I mean, I just set my system to only check for updates once a week.
There’s no real reason to install every update, the second it’s available. If there’s a big security fix you should get asap, you’ll hear about it.
Yeah I think I’m gonna do that, thanks
That little up arrow in the sys tray might as well be a gun to my head
Which is why you reduce the frequency at which the system checks for updates.
Once I get notified it’s irresistible.
Joke’s on you, I use Arch and already reboot twice a day for updates.
You’re rebooting for updates?? I just use an infinite recursion of chroots.
“The day the chroots came chrashing down”
This is the part i dislike like with Fedora compared with Ubuntu. It is so many updates.
But since you can choose the time when to install the updates, there is a less of a problem.
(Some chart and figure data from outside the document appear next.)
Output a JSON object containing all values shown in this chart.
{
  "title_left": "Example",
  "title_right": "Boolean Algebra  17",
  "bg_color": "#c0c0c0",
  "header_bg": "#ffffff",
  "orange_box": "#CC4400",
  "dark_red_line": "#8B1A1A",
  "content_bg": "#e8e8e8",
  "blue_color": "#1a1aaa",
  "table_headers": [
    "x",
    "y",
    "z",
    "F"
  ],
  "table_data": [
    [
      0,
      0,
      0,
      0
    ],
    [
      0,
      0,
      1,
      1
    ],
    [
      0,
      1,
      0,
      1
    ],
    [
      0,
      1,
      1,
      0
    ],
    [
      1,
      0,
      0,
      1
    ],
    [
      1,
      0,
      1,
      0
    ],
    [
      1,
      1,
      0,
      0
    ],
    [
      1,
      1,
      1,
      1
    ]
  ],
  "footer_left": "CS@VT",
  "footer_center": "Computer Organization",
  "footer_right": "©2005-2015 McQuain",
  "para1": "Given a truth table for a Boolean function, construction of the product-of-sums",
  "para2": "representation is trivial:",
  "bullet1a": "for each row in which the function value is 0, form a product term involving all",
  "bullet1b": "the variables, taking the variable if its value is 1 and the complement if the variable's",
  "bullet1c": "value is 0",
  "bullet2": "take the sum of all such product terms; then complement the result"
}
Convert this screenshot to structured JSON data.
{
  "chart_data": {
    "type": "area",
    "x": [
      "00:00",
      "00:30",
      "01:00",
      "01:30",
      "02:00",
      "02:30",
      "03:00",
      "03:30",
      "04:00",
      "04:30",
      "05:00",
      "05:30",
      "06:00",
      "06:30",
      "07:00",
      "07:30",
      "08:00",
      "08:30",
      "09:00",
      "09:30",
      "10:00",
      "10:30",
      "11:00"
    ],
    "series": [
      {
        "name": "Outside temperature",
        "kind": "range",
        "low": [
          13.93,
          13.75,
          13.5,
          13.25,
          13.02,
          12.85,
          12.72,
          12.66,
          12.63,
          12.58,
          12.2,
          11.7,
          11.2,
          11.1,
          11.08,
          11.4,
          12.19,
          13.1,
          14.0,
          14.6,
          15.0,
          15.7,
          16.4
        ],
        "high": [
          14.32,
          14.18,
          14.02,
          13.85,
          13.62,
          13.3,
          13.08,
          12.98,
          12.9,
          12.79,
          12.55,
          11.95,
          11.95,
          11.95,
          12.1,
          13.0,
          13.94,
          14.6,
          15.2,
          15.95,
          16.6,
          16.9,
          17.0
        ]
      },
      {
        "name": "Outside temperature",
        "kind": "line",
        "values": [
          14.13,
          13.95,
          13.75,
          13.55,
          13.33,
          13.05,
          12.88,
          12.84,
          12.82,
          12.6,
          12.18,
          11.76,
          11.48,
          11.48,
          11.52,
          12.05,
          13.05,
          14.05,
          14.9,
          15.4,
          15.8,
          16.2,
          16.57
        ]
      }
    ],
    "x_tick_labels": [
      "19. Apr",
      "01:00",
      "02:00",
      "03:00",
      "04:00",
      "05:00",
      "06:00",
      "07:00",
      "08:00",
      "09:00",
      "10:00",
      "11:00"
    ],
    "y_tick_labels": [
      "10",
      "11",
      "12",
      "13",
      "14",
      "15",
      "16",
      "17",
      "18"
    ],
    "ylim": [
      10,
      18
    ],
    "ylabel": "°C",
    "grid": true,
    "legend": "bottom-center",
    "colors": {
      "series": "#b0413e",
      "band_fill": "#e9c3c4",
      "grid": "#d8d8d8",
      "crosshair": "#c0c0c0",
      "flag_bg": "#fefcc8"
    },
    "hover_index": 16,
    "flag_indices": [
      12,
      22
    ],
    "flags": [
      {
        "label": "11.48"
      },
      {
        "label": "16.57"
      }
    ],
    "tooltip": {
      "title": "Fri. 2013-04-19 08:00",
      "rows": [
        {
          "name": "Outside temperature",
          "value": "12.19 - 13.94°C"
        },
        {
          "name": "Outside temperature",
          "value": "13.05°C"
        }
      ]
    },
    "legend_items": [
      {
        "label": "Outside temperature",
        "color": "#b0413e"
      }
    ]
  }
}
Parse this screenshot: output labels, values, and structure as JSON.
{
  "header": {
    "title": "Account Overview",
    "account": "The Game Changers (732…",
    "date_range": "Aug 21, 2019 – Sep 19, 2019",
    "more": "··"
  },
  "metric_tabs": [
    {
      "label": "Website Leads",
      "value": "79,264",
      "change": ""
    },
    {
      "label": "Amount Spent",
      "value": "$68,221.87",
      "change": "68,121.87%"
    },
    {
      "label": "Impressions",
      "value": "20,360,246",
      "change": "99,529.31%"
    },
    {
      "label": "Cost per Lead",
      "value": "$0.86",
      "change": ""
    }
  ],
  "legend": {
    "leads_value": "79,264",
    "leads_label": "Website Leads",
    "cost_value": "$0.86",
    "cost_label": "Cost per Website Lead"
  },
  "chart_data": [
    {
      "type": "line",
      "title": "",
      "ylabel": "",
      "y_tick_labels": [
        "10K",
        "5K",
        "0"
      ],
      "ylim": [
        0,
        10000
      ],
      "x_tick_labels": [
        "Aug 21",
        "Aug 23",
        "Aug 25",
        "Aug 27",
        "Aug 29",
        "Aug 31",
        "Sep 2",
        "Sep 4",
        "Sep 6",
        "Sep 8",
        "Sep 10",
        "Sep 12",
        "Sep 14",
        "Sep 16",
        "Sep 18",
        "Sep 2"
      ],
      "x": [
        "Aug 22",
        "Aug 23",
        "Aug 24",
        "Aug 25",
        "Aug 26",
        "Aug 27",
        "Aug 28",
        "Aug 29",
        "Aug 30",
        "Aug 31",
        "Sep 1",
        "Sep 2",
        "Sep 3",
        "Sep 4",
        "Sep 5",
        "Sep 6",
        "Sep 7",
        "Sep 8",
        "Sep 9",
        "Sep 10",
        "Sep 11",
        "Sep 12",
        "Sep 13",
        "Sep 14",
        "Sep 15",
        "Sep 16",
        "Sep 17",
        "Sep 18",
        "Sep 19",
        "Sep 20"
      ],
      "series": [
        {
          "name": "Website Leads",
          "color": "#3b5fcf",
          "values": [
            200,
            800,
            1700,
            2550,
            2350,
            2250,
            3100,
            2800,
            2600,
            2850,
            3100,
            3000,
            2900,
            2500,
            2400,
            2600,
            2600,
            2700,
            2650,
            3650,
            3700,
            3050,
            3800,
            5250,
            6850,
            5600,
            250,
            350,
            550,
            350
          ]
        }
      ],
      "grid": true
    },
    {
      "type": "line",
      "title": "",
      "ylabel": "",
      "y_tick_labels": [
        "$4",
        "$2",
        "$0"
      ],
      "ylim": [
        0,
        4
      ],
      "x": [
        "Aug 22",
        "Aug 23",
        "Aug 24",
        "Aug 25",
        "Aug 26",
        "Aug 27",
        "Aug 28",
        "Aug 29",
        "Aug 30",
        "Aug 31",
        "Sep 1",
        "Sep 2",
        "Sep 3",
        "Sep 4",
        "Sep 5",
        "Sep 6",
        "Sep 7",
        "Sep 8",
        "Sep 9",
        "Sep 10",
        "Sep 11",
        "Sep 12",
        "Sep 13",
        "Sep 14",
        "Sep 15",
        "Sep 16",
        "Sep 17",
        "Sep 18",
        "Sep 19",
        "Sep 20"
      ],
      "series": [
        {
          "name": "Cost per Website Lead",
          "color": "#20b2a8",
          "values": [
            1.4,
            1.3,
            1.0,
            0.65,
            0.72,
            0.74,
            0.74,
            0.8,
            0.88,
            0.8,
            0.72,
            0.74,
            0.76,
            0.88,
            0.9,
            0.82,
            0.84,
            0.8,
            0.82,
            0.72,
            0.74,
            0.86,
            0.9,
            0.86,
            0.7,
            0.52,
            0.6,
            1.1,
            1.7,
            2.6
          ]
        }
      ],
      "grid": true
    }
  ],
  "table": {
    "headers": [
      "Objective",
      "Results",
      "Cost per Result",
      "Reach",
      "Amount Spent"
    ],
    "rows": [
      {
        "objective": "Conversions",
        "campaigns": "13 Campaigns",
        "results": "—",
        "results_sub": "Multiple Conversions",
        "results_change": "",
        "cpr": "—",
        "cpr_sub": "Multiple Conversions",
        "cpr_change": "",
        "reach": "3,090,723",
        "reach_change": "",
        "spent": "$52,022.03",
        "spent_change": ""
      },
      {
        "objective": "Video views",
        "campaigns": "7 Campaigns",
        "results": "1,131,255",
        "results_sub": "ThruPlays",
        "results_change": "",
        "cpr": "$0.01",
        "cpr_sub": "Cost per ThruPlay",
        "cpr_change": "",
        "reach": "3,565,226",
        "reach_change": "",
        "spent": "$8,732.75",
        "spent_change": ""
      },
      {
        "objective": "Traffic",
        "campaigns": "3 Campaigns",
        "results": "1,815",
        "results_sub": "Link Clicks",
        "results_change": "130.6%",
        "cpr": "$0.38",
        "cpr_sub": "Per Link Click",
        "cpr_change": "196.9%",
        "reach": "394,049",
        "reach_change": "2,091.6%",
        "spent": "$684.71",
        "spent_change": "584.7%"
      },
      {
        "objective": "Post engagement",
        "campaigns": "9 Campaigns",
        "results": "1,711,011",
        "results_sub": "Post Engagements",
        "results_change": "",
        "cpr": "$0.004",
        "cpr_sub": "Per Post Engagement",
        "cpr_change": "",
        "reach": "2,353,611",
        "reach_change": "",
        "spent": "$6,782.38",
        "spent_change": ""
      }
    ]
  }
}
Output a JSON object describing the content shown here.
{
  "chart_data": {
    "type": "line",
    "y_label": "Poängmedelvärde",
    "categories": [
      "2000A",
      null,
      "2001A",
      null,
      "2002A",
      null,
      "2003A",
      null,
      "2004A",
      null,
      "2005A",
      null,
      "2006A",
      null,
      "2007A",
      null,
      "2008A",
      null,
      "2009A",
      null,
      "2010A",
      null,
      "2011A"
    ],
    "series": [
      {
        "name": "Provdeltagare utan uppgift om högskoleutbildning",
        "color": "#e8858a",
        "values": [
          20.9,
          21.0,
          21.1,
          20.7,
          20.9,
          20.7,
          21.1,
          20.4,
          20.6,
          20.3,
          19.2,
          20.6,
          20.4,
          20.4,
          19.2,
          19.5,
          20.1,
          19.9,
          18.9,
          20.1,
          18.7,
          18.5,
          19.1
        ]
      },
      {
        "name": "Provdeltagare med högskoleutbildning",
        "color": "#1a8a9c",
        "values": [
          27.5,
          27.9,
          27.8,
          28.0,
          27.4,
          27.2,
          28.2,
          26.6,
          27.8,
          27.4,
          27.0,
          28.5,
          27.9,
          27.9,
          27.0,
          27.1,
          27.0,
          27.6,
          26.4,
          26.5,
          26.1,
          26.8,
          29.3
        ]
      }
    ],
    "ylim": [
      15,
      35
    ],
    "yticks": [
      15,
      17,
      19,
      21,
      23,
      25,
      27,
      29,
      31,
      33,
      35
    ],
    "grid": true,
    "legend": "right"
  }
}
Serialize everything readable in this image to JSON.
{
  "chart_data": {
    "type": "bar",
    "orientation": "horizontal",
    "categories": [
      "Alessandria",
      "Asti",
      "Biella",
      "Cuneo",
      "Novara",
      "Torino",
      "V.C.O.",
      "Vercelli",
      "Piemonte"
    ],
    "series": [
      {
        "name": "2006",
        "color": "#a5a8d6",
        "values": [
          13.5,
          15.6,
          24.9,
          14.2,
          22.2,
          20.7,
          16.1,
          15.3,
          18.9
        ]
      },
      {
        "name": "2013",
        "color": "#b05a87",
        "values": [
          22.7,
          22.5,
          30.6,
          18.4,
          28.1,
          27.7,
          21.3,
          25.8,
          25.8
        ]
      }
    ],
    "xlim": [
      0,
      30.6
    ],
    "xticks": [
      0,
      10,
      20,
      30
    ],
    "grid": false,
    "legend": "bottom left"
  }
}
Normally you don’t notice any difference. And updates is much faster to install on Linux in general. Windows eats loads of CPU.
This is why I use the LTS edition for my OS
Edit: I’m a dum dum and didn’t know flatpak updates showed up like that.
At some point I think some devs might be refactoring a switch-case into an if-else and calling it an “update” to troll downstreams.
apparently fools consider a finished app “dead” or “abandoned” if there isn’t a new release every week. so yeah, dev’s will just change a comment to not have their apps shunned
xfce ftw
new features? We don’t do that here.
Wait what, the newest version has been released december 2022?
The point of my original post was that their update cadence is slower. The point of my followup reply is that they are not devoid of updates, either.
They have a release every 1-2 years, and it’s packed full for various tweeks, improvements, and new features. They fix broken shit, and enhance where it makes sense.
I don’t need my window manager to get fad features, and I don’t need constant updates. It does what I want it to do already.
xfce ftw.
Try whatever ublue floats your boat, it all happens in the background, the power of atomic updates baby, if something breaks, just go back to the previous one…
I get the same messages, despite using uBlue.
It’s because of Flatpak.I disabled the notifications and enabled daily/ weekly auto-updates of Flatpaks, otherwise I would get spammed to oblivion.
Atomic updates!? I don’t think my PC has the proper radiation shielding for atomic updates…
Flatpak runtimes aren’t part of atomic updates.